Robert Boltje’s research centers around the theory of finite groups, their representations, and applications to algebraic number theory. Within the theory of finite group representations he has been working on natural induction formulae for many years. A very useful tool in this theory is the language of Mackey functors and biset functors. This structure occurs surprisingly often in different fields of mathematics when group actions on mathematical objects (sets, vector spaces, topological spaces, fibre bundles) are present. Also, the presence of a Mackey functor structure on the ideal class groups of number fields in a fixed Galois extension provides relations between these class groups. The ideal class group is an invariant which measures how close the ring of integers in a number field is to having unique factorization into primes.

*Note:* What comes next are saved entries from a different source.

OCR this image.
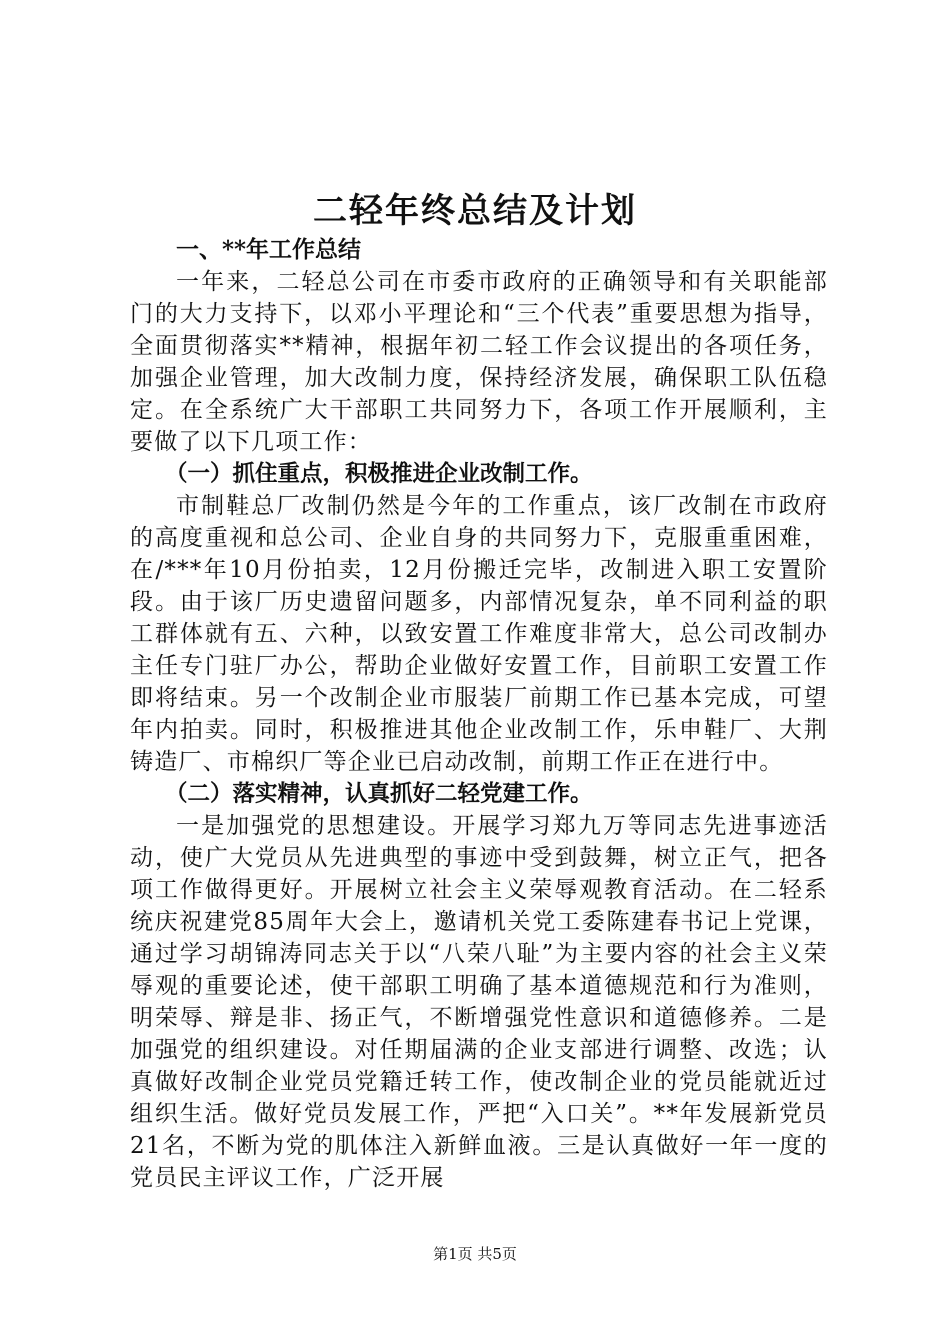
二轻年终总结及计划
一、**年工作总结

一年来，二轻总公司在市委市政府的正确领导和有关职能部门的大力支持下，以邓小平理论和“三个代表”重要思想为指导，全面贯彻落实**精神，根据年初二轻工作会议提出的各项任务，加强企业管理，加大改制力度，保持经济发展，确保职工队伍稳定。在全系统广大干部职工共同努力下，各项工作开展顺利，主要做了以下几项工作：

（一）抓住重点，积极推进企业改制工作。

市制鞋总厂改制仍然是今年的工作重点，该厂改制在市政府的高度重视和总公司、企业自身的共同努力下，克服重重困难，在/***年10月份拍卖，12月份搬迁完毕，改制进入职工安置阶段。由于该厂历史遗留问题多，内部情况复杂，单不同利益的职工群体就有五、六种，以致安置工作难度非常大，总公司改制办主任专门驻厂办公，帮助企业做好安置工作，目前职工安置工作即将结束。另一个改制企业市服装厂前期工作已基本完成，可望年内拍卖。同时，积极推进其他企业改制工作，乐申鞋厂、大荆铸造厂、市棉织厂等企业已启动改制，前期工作正在进行中。

（二）落实精神，认真抓好二轻党建工作。

一是加强党的思想建设。开展学习郑九万等同志先进事迹活动，使广大党员从先进典型的事迹中受到鼓舞，树立正气，把各项工作做得更好。开展树立社会主义荣辱观教育活动。在二轻系统庆祝建党85周年大会上，邀请机关党工委陈建春书记上党课，通过学习胡锦涛同志关于以“八荣八耻”为主要内容的社会主义荣辱观的重要论述，使干部职工明确了基本道德规范和行为准则，明荣辱、辩是非、扬正气，不断增强党性意识和道德修养。二是加强党的组织建设。对任期届满的企业支部进行调整、改选；认真做好改制企业党员党籍迁转工作，使改制企业的党员能就近过组织生活。做好党员发展工作，严把“入口关”。**年发展新党员21名，不断为党的肌体注入新鲜血液。三是认真做好一年一度的党员民主评议工作，广泛开展

第1页 共5页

Presently, Robert Boltje is interested in the conjectures of Alperin, Dade, and Broué in the representation theory of finite groups. These conjectures link blocks of representations of a finite group G to blocks of representations of various subgroups arising as normalizers of chains of p-subgroups of G. It seems that the topology of the simplicial complex of p-subgroups together with its G-action plays an important role, and that ideas from other fields of mathematics like geometry or algebraic topology might help to prove the conjectures.

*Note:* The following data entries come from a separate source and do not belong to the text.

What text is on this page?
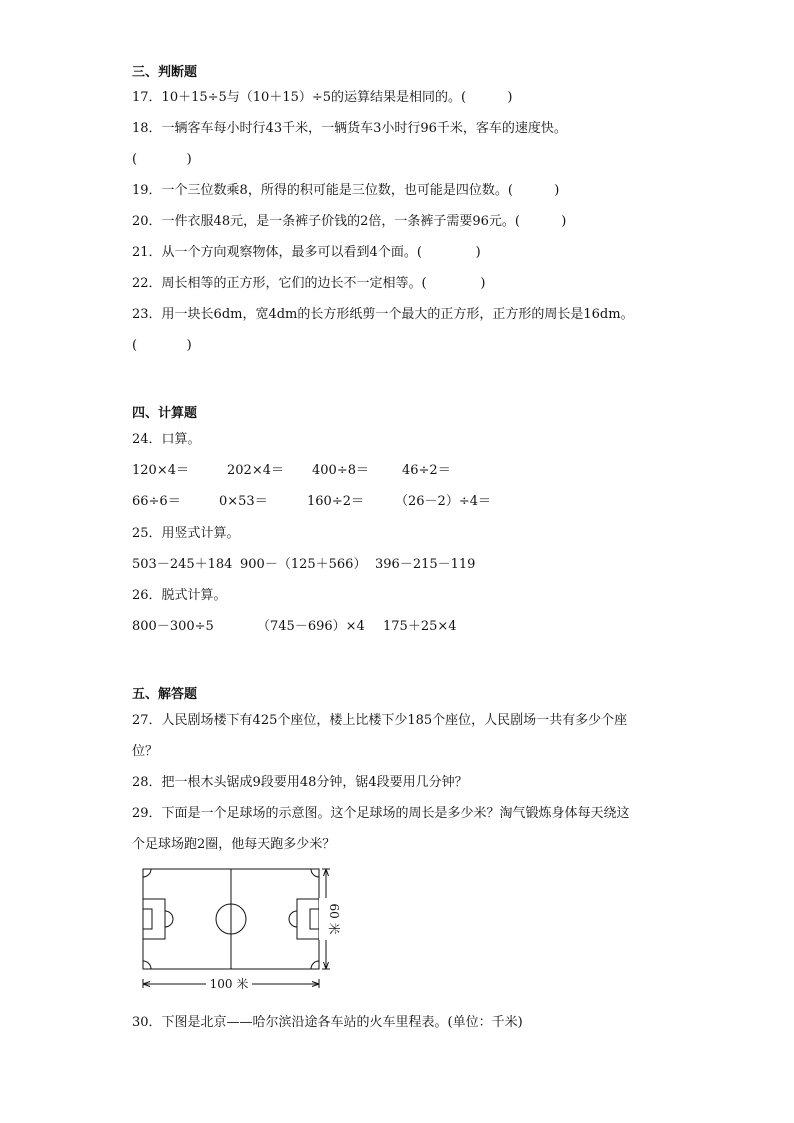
三、判断题
17．10＋15÷5与（10＋15）÷5的运算结果是相同的。(          )
18．一辆客车每小时行43千米，一辆货车3小时行96千米，客车的速度快。
(            )
19．一个三位数乘8，所得的积可能是三位数，也可能是四位数。(          )
20．一件衣服48元，是一条裤子价钱的2倍，一条裤子需要96元。(          )
21．从一个方向观察物体，最多可以看到4个面。(             )
22．周长相等的正方形，它们的边长不一定相等。(             )
23．用一块长6dm，宽4dm的长方形纸剪一个最大的正方形，正方形的周长是16dm。
(            )
四、计算题
24．口算。
120×4＝	202×4＝ 400÷8＝	46÷2＝
66÷6＝	0×53＝	160÷2＝ （26－2）÷4＝
25．用竖式计算。
503－245＋184 900－（125＋566） 396－215－119
26．脱式计算。
800－300÷5	（745－696）×4 175＋25×4
五、解答题
27．人民剧场楼下有425个座位，楼上比楼下少185个座位，人民剧场一共有多少个座
位？
28．把一根木头锯成9段要用48分钟，锯4段要用几分钟？
29．下面是一个足球场的示意图。这个足球场的周长是多少米？淘气锻炼身体每天绕这
个足球场跑2圈，他每天跑多少米？
100 米
60 米
30．下图是北京——哈尔滨沿途各车站的火车里程表。(单位：千米)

- R. Boltje: A general theory of canonical induction formulae, J. Algebra (1998), 293-343.
- R. Boltje: Linear source modules and trivial source modules, Proc. Sympos. Pur Math. 63 (1998), 7-30.
- R. Boltje: Class groups relations from Burnside ring idempotents, J. Number Theory (66)(1997),291-305
- R. Boltje: Identities in representation theory via chain complexes, J. Algebra 167 (1994), 417-447.
- R. Boltje: A canonical Brauer induction formula, Astérisque 181-182 (1990), 31-59.